Working on the Second Units is also an excellent training ground for the crew to hone their skills, as they are essentially shooting the same movie and trying for the same results. A good deal of Second Unit crew from Directors on down have used their work here to springboard to being in charge of First Unit shoots themselves.
Peter Jackson, for instance, hired Andy Serkis of “Gollum” fame to be his second unit director because among so much else, he knew the look Jackson wanted and could give him exactly the same look whenever Jackson could not be present himself. Having someone in charge of the Second Unit who had been so deeply involved in the Lord Of The Rings trilogy from both an acting and technical standpoint proved a vital ingredient in creating the second cycle of movies.
The other major task often given to the Second Unit, especially on big budget films is shooting the stunts.
These setups can take hours upon hours to put together and oftentimes require very daring or dangerous techniques to film. As such, the Second Unit, working closely with the Stunt Team will usually be shooting these sequences while the First Unit shoots the actors elsewhere. In many cases, extensive rehearsals and run-throughs of each stunt will occur and if the First Unit is left waiting for the stunt team to finish their work, no film would ever be finished on time.

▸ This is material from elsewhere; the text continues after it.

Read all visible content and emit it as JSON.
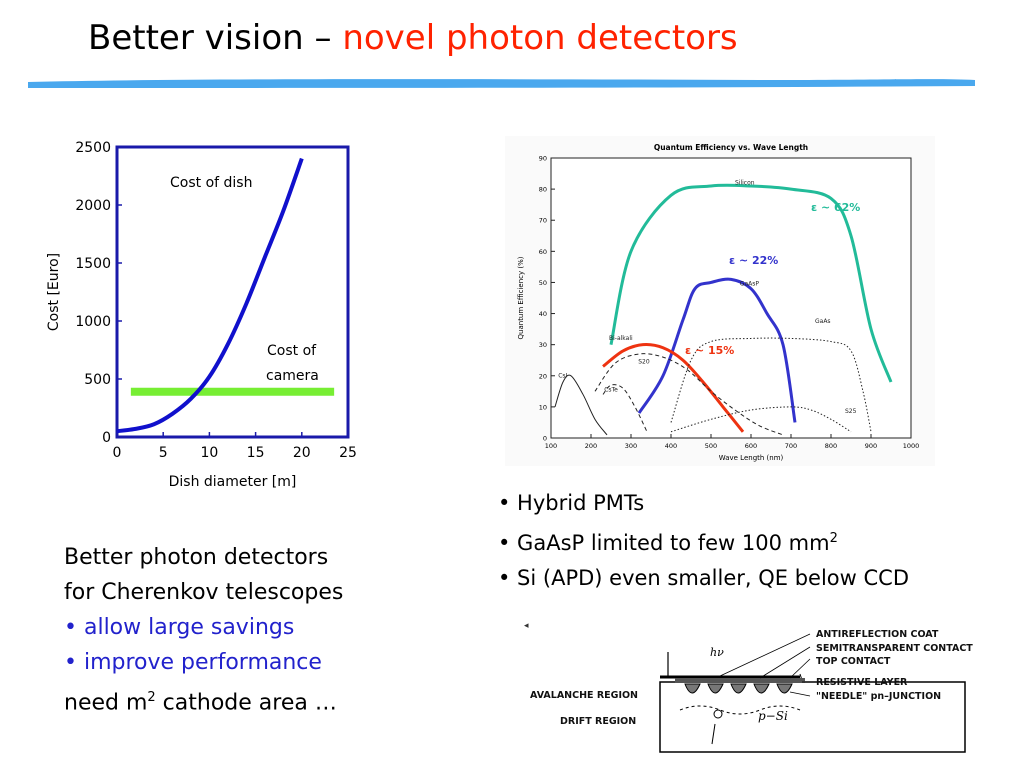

Shooting stunts can lead to some very innovative inventions of necessity, such as putting the camera in a harness atop the stunt person or inside of a car about to be sent flipping through the air. Though the mission is to get the shot in the best way possible, there is a lot of room for invention and imagination. Of course, safety must be paramount above all else.
With the advent of CGI, stuntwork can sometimes be done in post-production but for most action movies especially, the stunts prove crucial to the film’s success. Many actors take it as a badge of honor to do their own stunts whenever possible and it adds an element of realism when the audience can actually see a Tom Cruise or Hugh Jackman pulling off a dangerous feat themselves. They wouldn’t be able to do any of it without a great team supporting them of course.
Though they may not be involved in the glitz and glamor side of the filmmaking such as extensively working with the star actors, the Second Unit handles all of the nuts and bolts that truly makes a film complete.